Evelyn has had enough. She’s decided to leave her husband, Jack. He micromanages everything she does, including how she packs her suitcase—and why is she packing a suitcase? She can’t quite remember. Still, she’s had enough of his affairs (with her ex-roommate, an art student, and a mother from the park). She’s tired of being the family breadwinner, stretched thin at Investor Media, while Jack pursues his passion, which is freelance sound design. Sure, Jack is an involved parent who finds the joy in ordinary moments by discovering frozen ponds to skate on or lunching in Moroccan olive groves, for example. After their first near-meeting, Evelyn would dream of his smile for the next six years until they bumped into each other again in a moment of NYC commuting magic. Yet despite their seemingly charmed past, she’s leaving him.

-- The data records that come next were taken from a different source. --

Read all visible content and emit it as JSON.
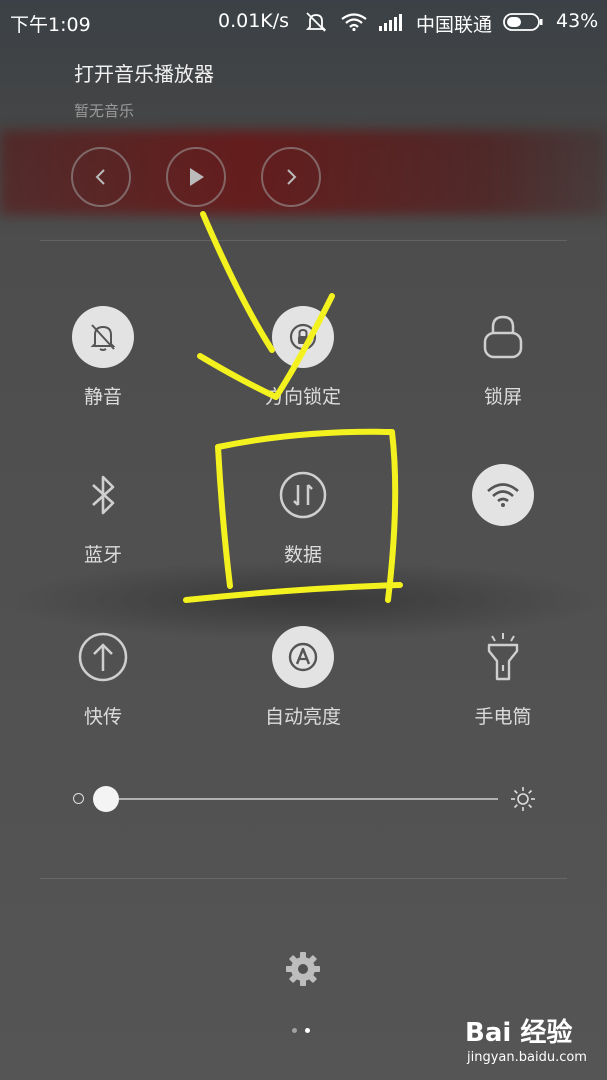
{
  "status_bar": {
    "time": "下午1:09",
    "net_speed": "0.01K/s",
    "carrier": "中国联通",
    "battery_percent": "43%",
    "battery_level": 0.43,
    "icons": [
      "mute-vibrate-icon",
      "wifi-icon",
      "signal-icon",
      "battery-icon"
    ]
  },
  "music": {
    "title": "打开音乐播放器",
    "subtitle": "暂无音乐",
    "controls": [
      "previous-icon",
      "play-icon",
      "next-icon"
    ]
  },
  "toggles": [
    {
      "label": "静音",
      "icon": "mute-icon",
      "on": true
    },
    {
      "label": "方向锁定",
      "icon": "rotation-lock-icon",
      "on": true
    },
    {
      "label": "锁屏",
      "icon": "lock-icon",
      "on": false
    },
    {
      "label": "蓝牙",
      "icon": "bluetooth-icon",
      "on": false
    },
    {
      "label": "数据",
      "icon": "mobile-data-icon",
      "on": false
    },
    {
      "label": "WLAN",
      "icon": "wifi-icon",
      "on": true
    },
    {
      "label": "快传",
      "icon": "quick-transfer-icon",
      "on": false
    },
    {
      "label": "自动亮度",
      "icon": "auto-brightness-icon",
      "on": true
    },
    {
      "label": "手电筒",
      "icon": "flashlight-icon",
      "on": false
    }
  ],
  "brightness": {
    "level": 0.0,
    "min_icon": "brightness-low-icon",
    "max_icon": "brightness-high-icon"
  },
  "settings_icon": "gear-icon",
  "page_indicator": {
    "count": 2,
    "active": 1
  },
  "watermark": {
    "brand": "Bai 经验",
    "url": "jingyan.baidu.com"
  },
  "colors": {
    "annotation": "#f4f21e",
    "toggle_on": "#e3e3e3"
  }
}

Told in a series of meandering, splintered recollections, this novel tenderly charts the scope of Evelyn’s life from a childhood shadowed by loss on the Upper East Side, to the first spark of electric chemistry with Jack, to their experiences raising children. Palmer’s structural experimentation creates the perfect angular framework for this gorgeous, devastating exploration of what it means to love and care for someone in sickness and in health. Despite Evelyn’s struggles with memory loss, her narrative voice is quite easy to follow. The reader feels grounded in her condition and the woman she was and is invited to explore the vibrant New York City of her youth. Evelyn’s complex connection to Jack reads as genuine, with desire and resentment jostling together for primacy. Beyond this central bond, the novel broadens its view to explore how Evelyn’s condition affects her children and her family structure.
An elegant, imaginative testament to the pain and beauty of a life-spanning love.